Pharmaceutical treatment options for aortic root pathology in Marfan syndrome
Aortic pathology can have devastating consequences with significant morbidity and mortality. Marfan syndrome patients have a profound predisposition to develop aortic root pathology and can develop complications of aortic root pathology such as aneurysm of the aorta (especially the aortic root), aortic dissection and aortic valve regurgitation.
Recent advances in understanding the pathophysiology of the consequences of fibrillin-1 deficiency in Marfan syndrome and the development of murine models of this condition have opened up the possibility for translational research to be conducted in this area. Potential pharmacological treatments can now be extensively researched prior to clinical trials.
Pravastatin, a 3-hydroxy-3-methyl-glutaryl-CoA (HMG-CoA) reductase inhibitor has been shown to have a beneficial effect on atherosclerosis via “pleiotropic,” or noncholesterol related, anti-inflammatory mechanisms. These mechanisms may have a beneficial effect in aortic root pathology in Marfan syndrome.
The first aim of this research was to establish a natural history of aortic root pathology in Marfan syndrome and to study multiple aspects of aortic root pathology to gain an insight into the pathophysiology of the disease. The second aim was to compare the efficacy and mechanism of potential pharmacological treatments to attenuate aortic root pathology in Marfan syndrome, Pravastatin, Losartan and Doxycycline. The third aim was to optimise the dose and timing of administration of Pravastatin for aortic root pathology in Marfan syndrome. These aims were studied in a murine model of Marfan syndrome.

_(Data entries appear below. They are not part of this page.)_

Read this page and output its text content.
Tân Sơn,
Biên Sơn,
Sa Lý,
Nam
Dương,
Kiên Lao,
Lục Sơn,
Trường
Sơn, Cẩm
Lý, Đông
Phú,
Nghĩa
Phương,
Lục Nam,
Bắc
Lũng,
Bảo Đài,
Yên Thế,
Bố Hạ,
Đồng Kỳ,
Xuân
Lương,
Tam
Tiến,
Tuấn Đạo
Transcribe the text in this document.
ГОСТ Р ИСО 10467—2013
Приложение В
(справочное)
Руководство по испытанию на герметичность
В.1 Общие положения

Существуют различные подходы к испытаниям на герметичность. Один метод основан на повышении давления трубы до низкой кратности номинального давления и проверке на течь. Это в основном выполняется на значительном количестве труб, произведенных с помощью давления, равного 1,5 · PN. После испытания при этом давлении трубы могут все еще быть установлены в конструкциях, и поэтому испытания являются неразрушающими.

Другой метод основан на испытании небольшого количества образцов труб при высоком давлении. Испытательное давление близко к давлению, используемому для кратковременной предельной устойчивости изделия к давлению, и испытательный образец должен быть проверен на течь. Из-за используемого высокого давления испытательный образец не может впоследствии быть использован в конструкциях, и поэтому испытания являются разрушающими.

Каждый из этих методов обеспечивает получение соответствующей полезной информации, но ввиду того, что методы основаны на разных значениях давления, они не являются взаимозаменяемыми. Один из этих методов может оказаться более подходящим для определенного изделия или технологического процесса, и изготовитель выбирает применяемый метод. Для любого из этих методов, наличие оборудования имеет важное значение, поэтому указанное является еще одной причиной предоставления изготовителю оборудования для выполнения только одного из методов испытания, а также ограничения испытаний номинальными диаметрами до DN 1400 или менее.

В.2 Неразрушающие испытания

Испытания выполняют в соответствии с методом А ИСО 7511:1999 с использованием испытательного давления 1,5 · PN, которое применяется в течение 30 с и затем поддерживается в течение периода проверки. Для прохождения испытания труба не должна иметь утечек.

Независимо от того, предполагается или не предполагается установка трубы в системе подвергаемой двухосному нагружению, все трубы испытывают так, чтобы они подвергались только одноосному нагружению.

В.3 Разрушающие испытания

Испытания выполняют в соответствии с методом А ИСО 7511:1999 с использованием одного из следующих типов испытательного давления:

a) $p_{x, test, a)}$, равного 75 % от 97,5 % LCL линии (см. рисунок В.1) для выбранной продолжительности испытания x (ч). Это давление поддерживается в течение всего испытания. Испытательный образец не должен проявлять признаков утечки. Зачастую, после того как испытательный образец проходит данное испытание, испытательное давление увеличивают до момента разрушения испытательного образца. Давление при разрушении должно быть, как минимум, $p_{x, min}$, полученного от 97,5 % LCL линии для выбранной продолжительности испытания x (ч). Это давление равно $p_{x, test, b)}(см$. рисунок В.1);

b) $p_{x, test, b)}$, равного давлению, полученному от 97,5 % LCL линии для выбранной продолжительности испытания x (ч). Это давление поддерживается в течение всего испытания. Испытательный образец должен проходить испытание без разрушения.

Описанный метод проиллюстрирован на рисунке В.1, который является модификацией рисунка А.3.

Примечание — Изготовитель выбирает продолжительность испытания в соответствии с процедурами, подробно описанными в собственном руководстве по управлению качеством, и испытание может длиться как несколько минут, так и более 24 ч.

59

The results obtained demonstrate that Pravastatin is equipotent to Losartan in attenuation of aortic root dilatation in a murine model of Marfan syndrome. Doxycycline’s performance was inferior to both Pravastatin and Losartan in attenuation of aortic root pathology.
This research provides a basis for further study into the mechanisms of aortic pathology. It also provides evidence for a novel potential treatment for aortic root pathology in Marfan syndrome, namely, Pravastatin.